I’m not sure this system would help anyone to be honest.
And what if maths teacher Mrs Jones, has her own two children 5 and 7 who require care, and they attend school on different days. How does Mrs Jones even come to work?
Then there’s key workers children. Do they come everyday still? Will additional staff be needed for those? Or do they go to a part timetable, causing childcare problems for our most needed workforce?
At best this system would give stay at home parents a break from their kids and children a bit of time with their friends and teachers, which is good for wellbeing.
At worst, it would become a logistical nightmare for working parents, whose employees now expect them to come to work because schools are open. And if your children attend school on different days and you always have to home to care for at least one of them, can you still be furloughed? Or does it then become a ‘choice‘ not to go to work and therefore how does it affect pay?
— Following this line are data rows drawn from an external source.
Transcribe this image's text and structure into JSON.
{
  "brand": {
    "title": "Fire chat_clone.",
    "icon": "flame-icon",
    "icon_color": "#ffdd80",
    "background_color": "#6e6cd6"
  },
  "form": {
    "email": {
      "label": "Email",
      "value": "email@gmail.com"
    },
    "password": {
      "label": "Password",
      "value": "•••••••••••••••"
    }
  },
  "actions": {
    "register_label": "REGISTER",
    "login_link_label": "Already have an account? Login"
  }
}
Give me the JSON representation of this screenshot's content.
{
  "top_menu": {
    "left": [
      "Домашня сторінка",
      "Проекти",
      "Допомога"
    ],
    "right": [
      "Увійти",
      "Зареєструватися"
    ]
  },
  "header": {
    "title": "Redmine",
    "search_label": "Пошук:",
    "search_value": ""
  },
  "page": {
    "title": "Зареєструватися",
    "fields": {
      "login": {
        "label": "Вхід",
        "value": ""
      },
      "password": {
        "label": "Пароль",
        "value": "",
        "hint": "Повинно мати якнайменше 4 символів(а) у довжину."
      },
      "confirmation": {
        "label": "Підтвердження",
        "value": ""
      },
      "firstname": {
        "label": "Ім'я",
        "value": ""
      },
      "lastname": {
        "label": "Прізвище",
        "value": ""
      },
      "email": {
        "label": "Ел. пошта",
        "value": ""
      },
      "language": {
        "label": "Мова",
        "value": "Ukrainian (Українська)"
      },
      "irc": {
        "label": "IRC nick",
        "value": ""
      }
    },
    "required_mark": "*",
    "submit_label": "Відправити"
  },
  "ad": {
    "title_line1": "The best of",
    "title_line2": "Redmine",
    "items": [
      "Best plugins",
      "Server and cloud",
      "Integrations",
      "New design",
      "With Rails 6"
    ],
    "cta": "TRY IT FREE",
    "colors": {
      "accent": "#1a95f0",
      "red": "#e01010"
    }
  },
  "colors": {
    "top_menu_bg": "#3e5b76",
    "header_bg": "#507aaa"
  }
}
Life isn’t going to get any easier for working parents until school is back to how it was.
Then there is the question of employers being more flexible. This might be possible if you work in a supermarket, if you’re self employed or if you work as a carer.
But what if you are a teacher? A nurse/doctor? A police officer? Or what if your place of work can’t extend opening hours to allow for flexible shifts, because they are already struggling?
So what should happen? I have absolutely no idea.